Wanting to make sure I've covered all other possibilities before undertaking the heater core.

So you're definitely planning on a DIY repair? If so, have you measured the heater in/out hose temps? The TSB says to do it by 'hand', but IMO an IR gun would be a better choice for measuring those temps.

Outside of that, I'm not aware of anyone posting the specifications for the PID of the second ECT sensor. AFIK getting that second ECT requires the M-MDS. Of course you could remove both sensors and test them manually to see if they give the same result. That doesn't test the circuitry, but would at least take care of the sensors.
 
I hadn't paid attention this was a 1/2 correlation code; didn't realize the 2nd ECT at heater core some vehicles--sorry. The freeze frame data is at cruising, so initial assumption is that the both ECT sensors and circuits are good (they passed cold start test). If you are leaning DIY, agree wouldn't pull the heater core unless you PROVED it was clogged and irreversibly so.
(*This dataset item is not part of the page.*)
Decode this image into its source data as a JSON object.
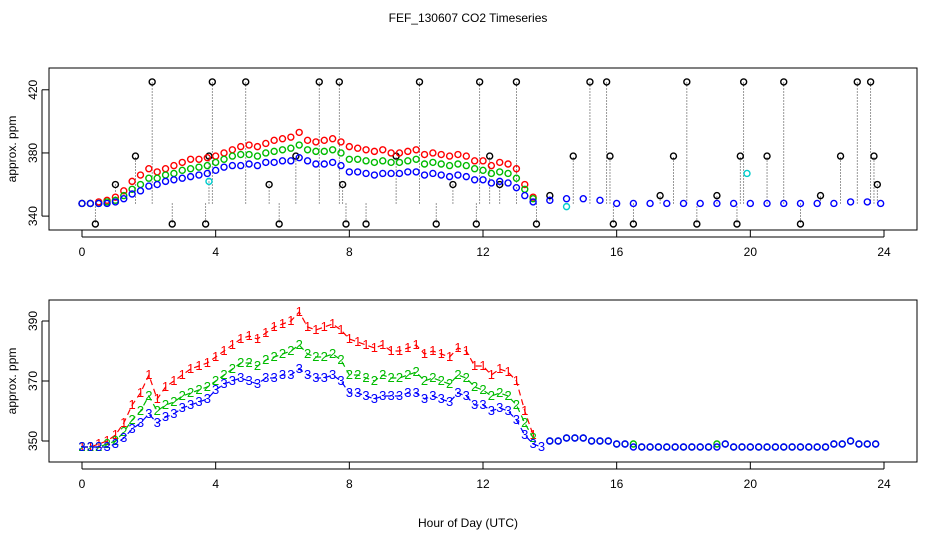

Feeling the hoses, or an IR gun, or thermocouple at in and out heater hoses will confirm. If the core is partially clogged, I'd run a backwards flush for a while to see if that cleared things up.
 
My 2014 did that every start of cool weather. I read the code and reset the code and it usually never came back. Sometimes I would need to cancel the code several times before it stayed off. I suggest you get a code reader and cancel the code before the dealer. Ed
 
Thanks everyone for the responses. I will try the thermostat, and also measure temps with my IR gun. I do have a code reader that I can clear the code with, and I have done that a few times but it keeps coming back.